El kaftán como gesto político
Varios análisis señalan que el atuendo de la reina Sofía parece un traje típico jovenlandés, y que las nietas tampoco se libran. Algunos interpretan esa moda como un guiño a Jovenlandia en plena negociación por Ceuta y Melilla, uno de los asuntos más sensibles para la soberanía española. Otros recuerdan que los kaftanes están en las tiendas de Adolfo Domínguez desde hace años y que ver política en una prenda es un error. Pero la lectura geopolítica persiste: la Casa Real no puede permitirse el lujo de que su indumentaria se parezca a la del país con el que se discute la soberanía de dos ciudades autónomas.
De Franco a los «vividores»: la legitimidad en cuestión
La mofa por la ropa es solo la punta del iceberg. El debate de fondo es la legitimidad de una institución que, según los críticos, nació de la voluntad de Franco y se sostiene por el mito de la Transición y la Constitución de 1978. Se la compara con la monarquía británica, que mantiene castillos, ducados y protocolo, mientras la española parece una sucesión de altos funcionarios con corona.

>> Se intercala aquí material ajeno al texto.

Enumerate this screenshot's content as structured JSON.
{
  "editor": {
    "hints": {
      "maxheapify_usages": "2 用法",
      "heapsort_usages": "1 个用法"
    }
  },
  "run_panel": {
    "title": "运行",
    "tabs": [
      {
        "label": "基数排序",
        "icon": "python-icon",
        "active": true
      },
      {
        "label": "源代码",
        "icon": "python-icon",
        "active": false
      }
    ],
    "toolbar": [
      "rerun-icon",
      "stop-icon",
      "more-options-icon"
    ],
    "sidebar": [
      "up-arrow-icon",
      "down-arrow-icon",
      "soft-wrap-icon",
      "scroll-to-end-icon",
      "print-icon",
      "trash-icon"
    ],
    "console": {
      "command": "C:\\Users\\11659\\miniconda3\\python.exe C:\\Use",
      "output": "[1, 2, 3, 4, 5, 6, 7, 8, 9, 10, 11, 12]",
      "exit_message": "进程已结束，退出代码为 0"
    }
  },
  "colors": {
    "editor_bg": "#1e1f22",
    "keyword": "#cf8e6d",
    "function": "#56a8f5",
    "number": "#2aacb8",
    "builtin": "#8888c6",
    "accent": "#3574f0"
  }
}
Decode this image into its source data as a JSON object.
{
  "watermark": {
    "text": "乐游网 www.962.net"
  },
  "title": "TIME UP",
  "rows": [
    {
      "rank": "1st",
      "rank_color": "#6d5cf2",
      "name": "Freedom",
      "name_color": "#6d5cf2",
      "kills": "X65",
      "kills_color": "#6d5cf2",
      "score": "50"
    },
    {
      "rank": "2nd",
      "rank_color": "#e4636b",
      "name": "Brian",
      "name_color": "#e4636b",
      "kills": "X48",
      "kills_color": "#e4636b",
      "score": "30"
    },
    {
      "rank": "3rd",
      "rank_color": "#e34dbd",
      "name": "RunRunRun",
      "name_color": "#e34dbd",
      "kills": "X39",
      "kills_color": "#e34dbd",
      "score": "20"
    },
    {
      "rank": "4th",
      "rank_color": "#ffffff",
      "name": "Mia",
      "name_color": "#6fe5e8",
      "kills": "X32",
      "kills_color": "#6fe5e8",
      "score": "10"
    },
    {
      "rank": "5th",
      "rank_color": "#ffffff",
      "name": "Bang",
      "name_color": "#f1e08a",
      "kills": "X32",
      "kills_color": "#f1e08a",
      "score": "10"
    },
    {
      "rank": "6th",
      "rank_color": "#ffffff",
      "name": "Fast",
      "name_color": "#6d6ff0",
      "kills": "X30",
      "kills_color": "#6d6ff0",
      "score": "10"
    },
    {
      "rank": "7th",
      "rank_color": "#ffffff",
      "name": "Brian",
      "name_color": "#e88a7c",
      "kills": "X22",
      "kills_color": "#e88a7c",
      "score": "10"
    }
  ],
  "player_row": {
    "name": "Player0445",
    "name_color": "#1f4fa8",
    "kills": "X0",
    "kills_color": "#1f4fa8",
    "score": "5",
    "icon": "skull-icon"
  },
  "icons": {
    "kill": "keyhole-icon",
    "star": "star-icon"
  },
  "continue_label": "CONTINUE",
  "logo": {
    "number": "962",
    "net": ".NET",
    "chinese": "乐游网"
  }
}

El término «vividores» aparece una y otra vez: se recuerda que la familia real vive a costa de los presupuestos, y que mientras ellos cenan manjares, los legionarios en Ceuta comen pan duro con mortadela. Tampoco faltan las referencias al emérito y sus cuentas en paraísos fiscales.
Un rey sin margen: el caso de Ceuta
Hay quien defiende la utilidad de la Corona, pero incluso esos análisis chocan con la realidad política. Se menciona el episodio de Ceuta: si el rey invitara al representante de la ciudad a Mar1, el Gobierno de Sánchez tendría que estar presente, y como no lo está, la invitación no se produce. Es decir, el jefe del Estado no puede ejercer su función simbólica sin el permiso del Ejecutivo. Para unos, eso demuestra que la monarquía es un adorno inútil; para otros, es un mal menor frente a que el jefe del Estado sea un político como Zapatero, Echenique o Wyoming.
Envidia o realidad
Los defensores de la familia real utilizan el argumento de la envidia: si tanto critican los vestidos, será porque ellos no pueden permitirse esas vacaciones. Pero la respuesta es demoledora: la cuestión no es lo que visten, sino que lo vistan con el dinero de todos. La discusión se queda en un callejón sin salida: nadie propone una alternativa creíble al actual modelo, pero cada vez son más los que creen que la institución es un anacronismo con fecha de caducidad.